Discover the program and watch the presentations of the 2021 edition >>
2021-22 Theme: data science and sustainable development goals
Global warming, growing inequalities, destruction of ecosystems, the return of authoritarianism, the race to industrialize and urbanize... The contemporary challenges facing our societies are expressed, to an ever-increasing extent, on a global scale. The development of effective initiatives to face these challenges must be thought of on the same scale.
With this in mind, in 2015, the United Nations member heads of state and government adopted the resolution "Transforming our world: the 2030 Agenda for Sustainable Development". This program constitutes the global reference framework for sustainable development, with the aim of eradicating extreme poverty and hunger, fighting against the degradation of the planet and promoting peace and prosperity. To do so, it sets 17 Sustainable Development Goals (SDGs) and 169 targets to be achieved by 2030.
Integrated and indissociable, the SDGs consider social, economic and environmental dimensions in a balanced way, thus making their achievement conditional on a detailed understanding of complex and interdependent systems. This requirement has contributed to giving the data-driven approach a central place in the elaboration of public policies in favor of sustainable development, on a global, national and regional scale. However, such an approach requires access to quality data in each of these fields of action, but also, and above all, the ability to effectively analyze these diverse data sets (socio-economic, environmental, agricultural, energy, demographic, etc.) in a relevant manner.

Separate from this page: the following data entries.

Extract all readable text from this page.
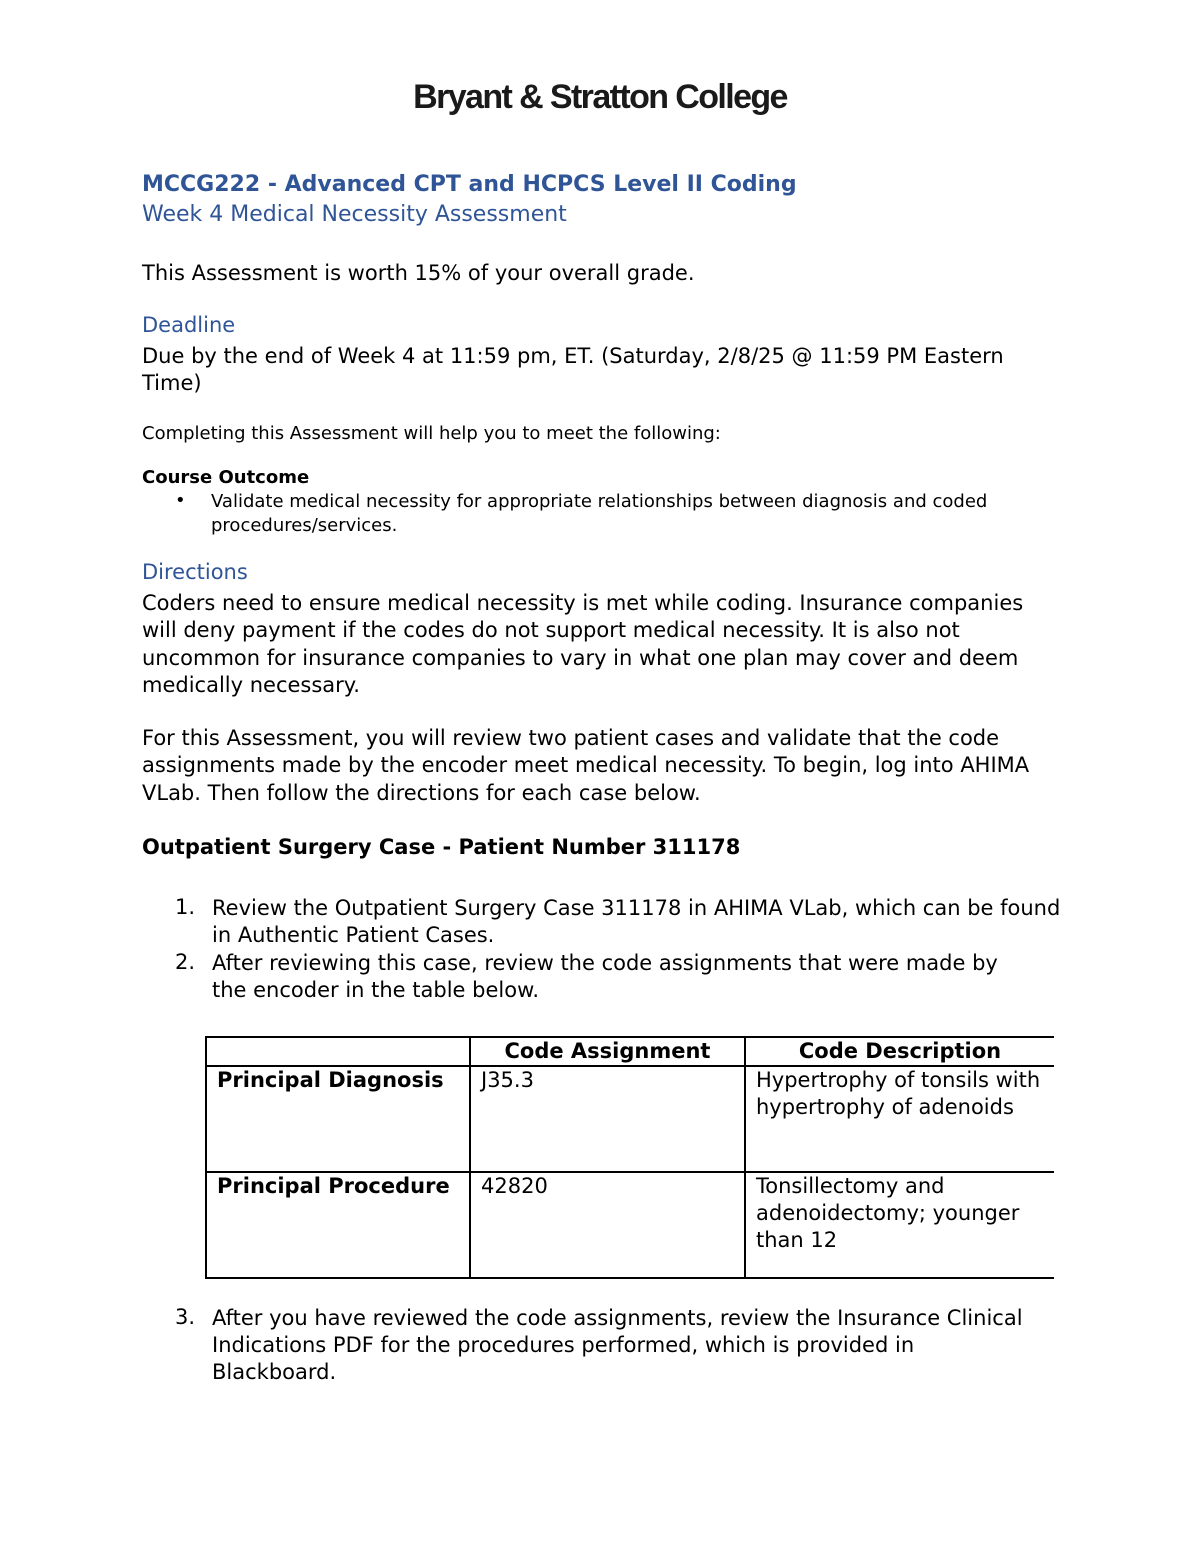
Bryant & Stratton College
MCCG222 - Advanced CPT and HCPCS Level II Coding
Week 4 Medical Necessity Assessment
This Assessment is worth 15% of your overall grade.
Deadline
Due by the end of Week 4 at 11:59 pm, ET. (Saturday, 2/8/25 @ 11:59 PM Eastern Time)
Completing this Assessment will help you to meet the following:
Course Outcome
• Validate medical necessity for appropriate relationships between diagnosis and coded procedures/services.
Directions
Coders need to ensure medical necessity is met while coding. Insurance companies will deny payment if the codes do not support medical necessity. It is also not uncommon for insurance companies to vary in what one plan may cover and deem medically necessary.
For this Assessment, you will review two patient cases and validate that the code assignments made by the encoder meet medical necessity. To begin, log into AHIMA VLab. Then follow the directions for each case below.
Outpatient Surgery Case - Patient Number 311178
1. Review the Outpatient Surgery Case 311178 in AHIMA VLab, which can be found in Authentic Patient Cases.
2. After reviewing this case, review the code assignments that were made by the encoder in the table below.
	Code Assignment	Code Description
Principal Diagnosis	J35.3	Hypertrophy of tonsils with hypertrophy of adenoids
Principal Procedure	42820	Tonsillectomy and adenoidectomy; younger than 12
3. After you have reviewed the code assignments, review the Insurance Clinical Indications PDF for the procedures performed, which is provided in Blackboard.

In this respect, data science is a central tool that can contribute to the achievement of the SDGs: in addition to dealing with issues related to data collection, it also makes it possible, through the application of specific methods, techniques and practices, to solve complex, unstructured and data-rich problems.

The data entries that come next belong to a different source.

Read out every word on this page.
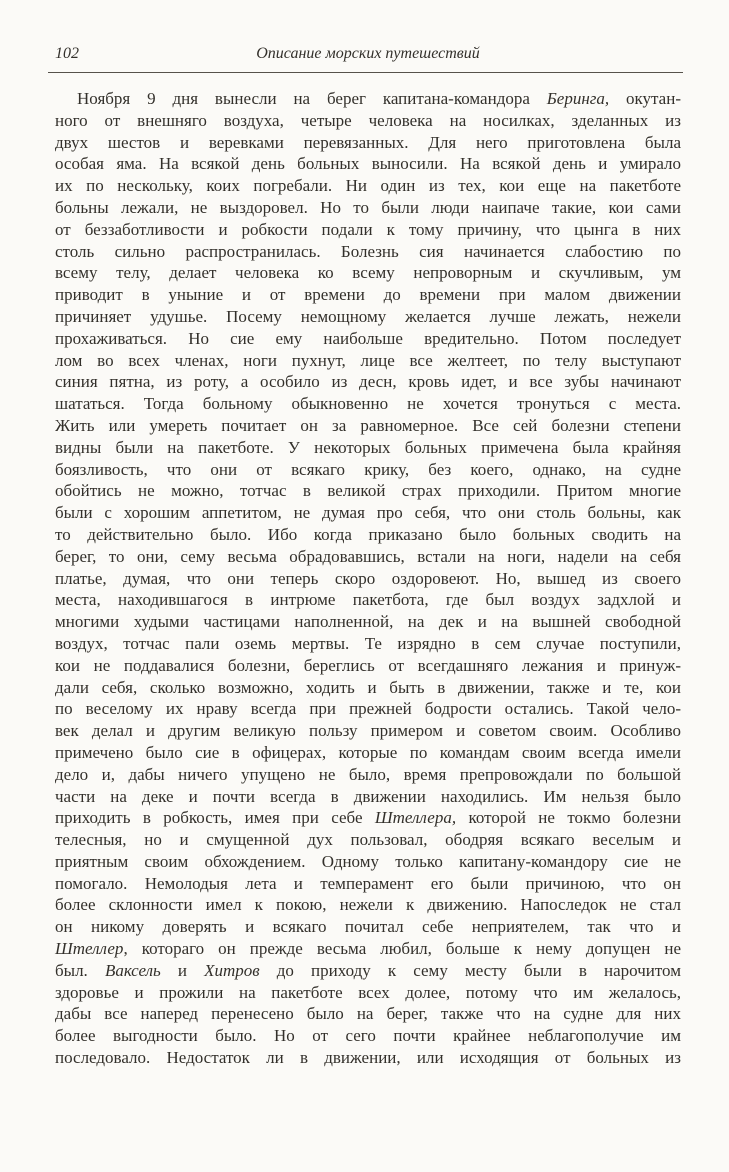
102	Описание морских путешествий
Ноября 9 дня вынесли на берег капитана-командора Беринга, окутан-
ного от внешняго воздуха, четыре человека на носилках, зделанных из
двух шестов и веревками перевязанных. Для него приготовлена была
особая яма. На всякой день больных выносили. На всякой день и умирало
их по нескольку, коих погребали. Ни один из тех, кои еще на пакетботе
больны лежали, не выздоровел. Но то были люди наипаче такие, кои сами
от беззаботливости и робкости подали к тому причину, что цынга в них
столь сильно распространилась. Болезнь сия начинается слабостию по
всему телу, делает человека ко всему непроворным и скучливым, ум
приводит в уныние и от времени до времени при малом движении
причиняет удушье. Посему немощному желается лучше лежать, нежели
прохаживаться. Но сие ему наибольше вредительно. Потом последует
лом во всех членах, ноги пухнут, лице все желтеет, по телу выступают
синия пятна, из роту, а особило из десн, кровь идет, и все зубы начинают
шататься. Тогда больному обыкновенно не хочется тронуться с места.
Жить или умереть почитает он за равномерное. Все сей болезни степени
видны были на пакетботе. У некоторых больных примечена была крайняя
боязливость, что они от всякаго крику, без коего, однако, на судне
обойтись не можно, тотчас в великой страх приходили. Притом многие
были с хорошим аппетитом, не думая про себя, что они столь больны, как
то действительно было. Ибо когда приказано было больных сводить на
берег, то они, сему весьма обрадовавшись, встали на ноги, надели на себя
платье, думая, что они теперь скоро оздоровеют. Но, вышед из своего
места, находившагося в интрюме пакетбота, где был воздух задхлой и
многими худыми частицами наполненной, на дек и на вышней свободной
воздух, тотчас пали оземь мертвы. Те изрядно в сем случае поступили,
кои не поддавалися болезни, береглись от всегдашняго лежания и принуж-
дали себя, сколько возможно, ходить и быть в движении, также и те, кои
по веселому их нраву всегда при прежней бодрости остались. Такой чело-
век делал и другим великую пользу примером и советом своим. Особливо
примечено было сие в офицерах, которые по командам своим всегда имели
дело и, дабы ничего упущено не было, время препровождали по большой
части на деке и почти всегда в движении находились. Им нельзя было
приходить в робкость, имея при себе Штеллера, которой не токмо болезни
телесныя, но и смущенной дух пользовал, ободряя всякаго веселым и
приятным своим обхождением. Одному только капитану-командору сие не
помогало. Немолодыя лета и темперамент его были причиною, что он
более склонности имел к покою, нежели к движению. Напоследок не стал
он никому доверять и всякаго почитал себе неприятелем, так что и
Штеллер, котораго он прежде весьма любил, больше к нему допущен не
был. Ваксель и Хитров до приходу к сему месту были в нарочитом
здоровье и прожили на пакетботе всех долее, потому что им желалось,
дабы все наперед перенесено было на берег, также что на судне для них
более выгодности было. Но от сего почти крайнее неблагополучие им
последовало. Недостаток ли в движении, или исходящия от больных из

In scientific research, data science is already involved in many ways in the pursuit of the SDGs, either explicitly or implicitly. Statistical and computational sciences in particular can work to develop innovative methods and tools for significant advances in the way certain complex problems are addressed. Totally or partially automated, data collection can now be done on ever larger sets, with ever more powerful tools. However, the question of data access and interoperability is at the heart of work on ontologies and standardization. What role can data science play in maintaining data sets that are useful for the pursuit of the SDGs? The generalization of digital tools also opens new perspectives in the expansion of the potential of participatory science, and of the role of citizens in the collection and description of data useful for scientific research. Downstream, the complexity of statistical models and their cross-disciplinary use in a multitude of disciplines allows for more refined analyses. Insofar as learning algorithms are applied to relevant bodies of data, for well thought-out problems, the expression "AI for Good" is not just a slogan and can be a reality. These methods can indeed help, in some cases, to anticipate economic, political and environmental evolutions in a complex way, taking into account numerous factors - and notably human ones. The application of these techniques is not without consequences, however, as there may be a risk in trying to approach sustainable and social development issues through purely quantitative approaches and generative applications. Does the quantification of reality appear to be sufficient to grasp the challenge of the SDGs? Critical reflections on its limits, notably by the social and political sciences and the humanities, or linked to ethical and legal considerations, should help refine these analyses. The final objective, the transformation of public policies and even modes of governance, and the establishment of incentives for more sustainable individual and collective actions, probably depends on an intelligent conjunction of all approaches.
In order to support and promote these perspectives, the Competence Center in Data Science of the University of Geneva intends to articulate its reflection for the year 2021-2022 around the theme: "Shaping a Better Future with Data: Data Science for Leveraging Sustainable Development Goals". This interdisciplinary, technical and critical reflection will focus, on the one hand, on data and innovative methods in data science entering the study of the many fields of research covered by the SDGs and, on the other hand, on the legal, political, social, economic and ethical issues of the use of quantitative data in the management of global challenges. In this context, the aim is to give increased visibility to projects already initiated by UNIGE researchers, in order to foster interdisciplinary dialogue, but also to give an impulse to the creation of new interdisciplinary projects on themes linking data science and the SDGs.
A call for participation in the UNIGE Data Science Day 2021, which will be held on 16 September 2021, and a call for projects, for an impulse fund of CHF 15,000, are launched for the UNIGE research community, all disciplines included.